Stratifying Across Classes in ShuffleSplit #5965

raamana · 2015-12-05T22:07:37Z

Hello sk'ers,

Great work guys in developing scikit-learn!

An under-appreciated and yet an important issue in machine learning is the class imbalance during the training of the classifier [1,2,3]. SVM in particular is sensitive to this [1]. Class-imbalance is not uncommon, esp. in my world of NeuroImaging datasets. Where sample sizes are small, it can be difficult to let go of data to equalize the size of different classes during training. I have overcome this by implementing a variant of repeated hold-out (implemented as ShuffleSplit here), that stratifies the class sizes within the training set. I achieve this by choosing the size (for all the classes) based on fixed percentage (user-chosen) of the smallest class. This has helped me in achieving balanced sensitivity and specificity for my predictive models, and I feel this would be a worthy inclusion in scikit-learn.

This can be achieved by having an optional flag, such as

stratify_across_classes_in_training_set=True

to StratifiedShuffledSplit, which would act differently in this place

 n_i = np.round(n_train * p_i).astype(int)

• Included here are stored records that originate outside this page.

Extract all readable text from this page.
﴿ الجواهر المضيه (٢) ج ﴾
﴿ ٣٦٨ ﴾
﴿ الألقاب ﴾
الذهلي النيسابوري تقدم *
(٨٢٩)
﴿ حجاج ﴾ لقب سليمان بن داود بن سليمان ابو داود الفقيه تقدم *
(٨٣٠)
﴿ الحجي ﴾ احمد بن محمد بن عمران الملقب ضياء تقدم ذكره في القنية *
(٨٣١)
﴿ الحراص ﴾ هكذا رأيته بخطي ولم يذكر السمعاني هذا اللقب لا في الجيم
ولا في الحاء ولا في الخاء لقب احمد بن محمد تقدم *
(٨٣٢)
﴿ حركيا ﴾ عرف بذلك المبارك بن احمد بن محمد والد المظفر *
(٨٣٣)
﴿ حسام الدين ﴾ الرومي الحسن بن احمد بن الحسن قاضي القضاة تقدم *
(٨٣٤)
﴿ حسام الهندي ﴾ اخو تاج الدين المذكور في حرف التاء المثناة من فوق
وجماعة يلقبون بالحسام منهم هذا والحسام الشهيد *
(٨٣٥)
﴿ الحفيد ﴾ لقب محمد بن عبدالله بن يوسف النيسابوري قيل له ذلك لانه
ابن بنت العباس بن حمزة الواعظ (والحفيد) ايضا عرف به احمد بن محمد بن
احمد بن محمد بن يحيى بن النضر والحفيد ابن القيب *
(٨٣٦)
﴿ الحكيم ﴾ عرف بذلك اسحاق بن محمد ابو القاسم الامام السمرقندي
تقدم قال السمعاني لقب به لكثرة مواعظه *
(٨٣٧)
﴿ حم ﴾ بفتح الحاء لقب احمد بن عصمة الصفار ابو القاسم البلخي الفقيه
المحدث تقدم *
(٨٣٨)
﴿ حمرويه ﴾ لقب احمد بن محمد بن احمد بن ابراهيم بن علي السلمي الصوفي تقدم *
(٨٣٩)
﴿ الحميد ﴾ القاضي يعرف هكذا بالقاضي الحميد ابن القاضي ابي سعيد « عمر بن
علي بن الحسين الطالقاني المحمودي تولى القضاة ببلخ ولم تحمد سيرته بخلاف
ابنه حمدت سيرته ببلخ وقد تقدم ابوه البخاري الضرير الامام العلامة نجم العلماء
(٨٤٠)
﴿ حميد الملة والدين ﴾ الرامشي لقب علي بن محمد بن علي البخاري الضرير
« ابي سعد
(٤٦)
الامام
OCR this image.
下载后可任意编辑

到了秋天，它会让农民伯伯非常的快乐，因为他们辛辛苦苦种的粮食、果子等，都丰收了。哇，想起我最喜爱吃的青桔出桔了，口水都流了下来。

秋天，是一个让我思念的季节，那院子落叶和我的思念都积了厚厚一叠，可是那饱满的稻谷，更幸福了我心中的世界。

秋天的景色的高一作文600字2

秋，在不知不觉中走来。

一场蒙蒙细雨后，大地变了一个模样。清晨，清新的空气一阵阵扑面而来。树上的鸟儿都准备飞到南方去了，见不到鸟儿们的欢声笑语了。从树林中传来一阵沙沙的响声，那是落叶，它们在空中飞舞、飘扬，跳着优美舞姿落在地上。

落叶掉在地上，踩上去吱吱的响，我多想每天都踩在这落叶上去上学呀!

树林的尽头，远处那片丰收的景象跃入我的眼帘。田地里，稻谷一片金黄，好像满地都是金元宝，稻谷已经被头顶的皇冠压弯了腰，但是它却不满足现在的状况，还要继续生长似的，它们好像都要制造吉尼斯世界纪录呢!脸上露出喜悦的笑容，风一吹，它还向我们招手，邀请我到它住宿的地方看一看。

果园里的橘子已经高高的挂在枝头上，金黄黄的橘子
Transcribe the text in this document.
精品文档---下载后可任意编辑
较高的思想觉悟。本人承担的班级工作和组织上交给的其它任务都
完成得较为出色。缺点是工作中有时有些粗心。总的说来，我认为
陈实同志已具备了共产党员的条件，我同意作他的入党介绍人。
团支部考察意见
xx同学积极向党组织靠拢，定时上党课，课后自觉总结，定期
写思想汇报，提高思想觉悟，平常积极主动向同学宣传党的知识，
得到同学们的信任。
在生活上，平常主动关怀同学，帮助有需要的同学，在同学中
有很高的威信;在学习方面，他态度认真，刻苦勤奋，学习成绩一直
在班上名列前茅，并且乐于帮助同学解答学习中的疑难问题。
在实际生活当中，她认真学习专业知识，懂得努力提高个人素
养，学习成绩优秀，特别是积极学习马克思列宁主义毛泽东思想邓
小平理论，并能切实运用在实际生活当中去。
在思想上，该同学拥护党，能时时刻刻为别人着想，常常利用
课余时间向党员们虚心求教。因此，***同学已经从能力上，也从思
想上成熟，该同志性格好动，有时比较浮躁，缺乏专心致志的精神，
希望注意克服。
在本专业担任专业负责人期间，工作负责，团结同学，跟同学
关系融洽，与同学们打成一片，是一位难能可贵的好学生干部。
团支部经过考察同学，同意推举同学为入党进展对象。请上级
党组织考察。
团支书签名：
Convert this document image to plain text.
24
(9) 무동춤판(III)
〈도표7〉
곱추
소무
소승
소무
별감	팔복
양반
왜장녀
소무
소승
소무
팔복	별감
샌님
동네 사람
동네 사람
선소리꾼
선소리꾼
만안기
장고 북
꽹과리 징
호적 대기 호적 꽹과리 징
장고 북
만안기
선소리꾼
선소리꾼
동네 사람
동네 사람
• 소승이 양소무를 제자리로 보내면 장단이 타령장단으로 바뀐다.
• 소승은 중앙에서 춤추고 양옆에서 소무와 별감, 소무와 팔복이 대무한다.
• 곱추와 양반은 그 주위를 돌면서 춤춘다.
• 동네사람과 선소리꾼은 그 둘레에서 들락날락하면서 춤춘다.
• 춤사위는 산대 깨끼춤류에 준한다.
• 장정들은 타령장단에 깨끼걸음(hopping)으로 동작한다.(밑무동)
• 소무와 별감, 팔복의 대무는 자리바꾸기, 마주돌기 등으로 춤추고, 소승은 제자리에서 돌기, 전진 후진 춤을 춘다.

Let me know what you think - I would be very happy to contribute this to ShuffleSplit (and perhaps KFold) implementations of CV.

References:

Batuwita, R., & Palade, V. (2012). CLASS IMBALANCE LEARNING METHODS FOR SUPPORT VECTOR MACHINES.
Visa, S., & Ralescu, A. (2005). Issues in mining imbalanced data sets-a review paper. Proceedings of the Sixteen Midwest Artificial ….
Wallace, B. C., Small, K., Brodley, C. E., & Wang, L. (2011). Class Imbalance, Redux. Data Mining (ICDM).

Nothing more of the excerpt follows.